A02 Herxheimer and Petrie melatonin cure for jet l
Such negative effects, may, however, be addressed fairly simply. Herxheimer and Petrie (2001) reviewed 10 studies and found that melatonin was a remarkably effective cure for jet lag/shift work when taken near to bed-time, but not when taken at the wrong time of day, when may actually delay adjustment. This suggests that if used appropriately, it possible to significantly reduce the effects of jet lag.
A02 Coren, adjusting to local zeitgebers
Furth research has identified ways to minimise the effects of disruption. Coren (1996) documented a number of techniques to reduce jet lag such as immediately adjusting to local zeitgebers by sleeping when it is dark and remaining awake when light. Again, this suggests that if we adopt certain practices, we can prevent the experience of negative effects of disruption.
A02 Other variables e.g anxiety
Similarly to shift-work, it is difficult to determine whether the experience of jet lag is indeed caused by disruption of the circadian rhythm or instead caused by other variables such as anxiety regarding travel, time consuming travel, consumption of caffeine/alcohol etc.

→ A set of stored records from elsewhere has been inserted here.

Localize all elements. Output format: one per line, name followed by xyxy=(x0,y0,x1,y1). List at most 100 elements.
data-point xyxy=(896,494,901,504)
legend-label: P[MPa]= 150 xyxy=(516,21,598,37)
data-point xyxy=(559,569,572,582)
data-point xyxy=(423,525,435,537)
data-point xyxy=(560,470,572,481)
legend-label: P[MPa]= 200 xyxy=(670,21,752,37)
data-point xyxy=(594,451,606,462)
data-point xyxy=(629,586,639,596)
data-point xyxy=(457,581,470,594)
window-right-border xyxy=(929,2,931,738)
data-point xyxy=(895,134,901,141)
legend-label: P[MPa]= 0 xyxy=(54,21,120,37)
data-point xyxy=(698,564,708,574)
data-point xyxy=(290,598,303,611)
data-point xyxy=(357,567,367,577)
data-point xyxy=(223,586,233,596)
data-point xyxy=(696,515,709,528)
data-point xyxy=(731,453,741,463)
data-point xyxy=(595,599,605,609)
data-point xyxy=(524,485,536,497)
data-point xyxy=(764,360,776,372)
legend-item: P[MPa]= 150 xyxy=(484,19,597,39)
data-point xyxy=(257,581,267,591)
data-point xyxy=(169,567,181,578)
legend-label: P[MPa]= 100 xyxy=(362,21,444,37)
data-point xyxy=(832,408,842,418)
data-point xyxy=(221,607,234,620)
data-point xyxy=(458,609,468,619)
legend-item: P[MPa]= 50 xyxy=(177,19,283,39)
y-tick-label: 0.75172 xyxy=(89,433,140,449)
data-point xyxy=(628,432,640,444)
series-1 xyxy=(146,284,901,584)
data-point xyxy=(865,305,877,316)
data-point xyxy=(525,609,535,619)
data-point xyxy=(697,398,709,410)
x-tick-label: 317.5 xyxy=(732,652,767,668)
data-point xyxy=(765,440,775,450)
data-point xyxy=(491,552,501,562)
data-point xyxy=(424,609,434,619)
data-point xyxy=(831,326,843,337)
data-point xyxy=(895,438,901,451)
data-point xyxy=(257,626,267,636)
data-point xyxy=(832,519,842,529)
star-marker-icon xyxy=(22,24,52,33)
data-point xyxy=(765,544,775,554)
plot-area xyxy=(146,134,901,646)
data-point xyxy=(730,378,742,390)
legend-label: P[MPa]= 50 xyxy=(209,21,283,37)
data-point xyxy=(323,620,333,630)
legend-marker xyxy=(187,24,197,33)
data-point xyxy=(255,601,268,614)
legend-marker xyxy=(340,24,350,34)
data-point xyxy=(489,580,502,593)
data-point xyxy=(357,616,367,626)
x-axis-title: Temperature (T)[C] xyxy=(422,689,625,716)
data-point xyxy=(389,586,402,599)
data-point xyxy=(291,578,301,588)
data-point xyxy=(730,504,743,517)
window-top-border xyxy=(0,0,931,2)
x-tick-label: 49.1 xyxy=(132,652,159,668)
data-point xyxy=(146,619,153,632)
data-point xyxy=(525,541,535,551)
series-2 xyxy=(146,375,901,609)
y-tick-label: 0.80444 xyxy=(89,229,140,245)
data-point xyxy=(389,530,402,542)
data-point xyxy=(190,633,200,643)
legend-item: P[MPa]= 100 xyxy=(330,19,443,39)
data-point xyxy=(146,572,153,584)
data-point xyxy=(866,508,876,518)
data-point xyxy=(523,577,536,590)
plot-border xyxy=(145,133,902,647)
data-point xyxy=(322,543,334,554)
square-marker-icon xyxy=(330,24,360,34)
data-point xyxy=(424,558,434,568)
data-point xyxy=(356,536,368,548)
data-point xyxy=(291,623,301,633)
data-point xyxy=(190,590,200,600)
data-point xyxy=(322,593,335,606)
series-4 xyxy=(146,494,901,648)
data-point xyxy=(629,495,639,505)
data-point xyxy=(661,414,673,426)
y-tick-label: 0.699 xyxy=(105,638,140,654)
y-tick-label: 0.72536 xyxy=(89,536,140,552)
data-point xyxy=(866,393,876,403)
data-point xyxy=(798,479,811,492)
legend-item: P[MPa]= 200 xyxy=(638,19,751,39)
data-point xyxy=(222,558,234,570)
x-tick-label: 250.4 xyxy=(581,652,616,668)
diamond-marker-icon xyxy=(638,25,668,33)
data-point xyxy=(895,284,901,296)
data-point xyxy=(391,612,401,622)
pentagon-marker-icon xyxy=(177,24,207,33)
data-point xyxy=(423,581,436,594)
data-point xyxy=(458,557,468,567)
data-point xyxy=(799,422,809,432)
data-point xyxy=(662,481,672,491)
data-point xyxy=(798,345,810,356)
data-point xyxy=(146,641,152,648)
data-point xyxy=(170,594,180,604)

One could argue that research into the consequences of biological rhythm disruption is reductionist, as it does not account for individual differences. It may be the case that personality can influence the effects of disruption, for example, anxious individuals finding it more difficulty to adjust to the disruption. Equally, some individuals have more stable circadian rhythms than others, which may mean they cope better.
A02 Free will
Much of the research documented above suggesst that the effects of disrupting biological rhythms are not entirely determined and that individuals can make choices to limit the negative effects of disruption, by using artificial lights, taking medication and exposing oneself to external zeitgebers. This is encouraging, as whilst it is possible that shift work or jet lag may cause a host of problems, we have some choice regarding taking measures to alleviate the symptoms.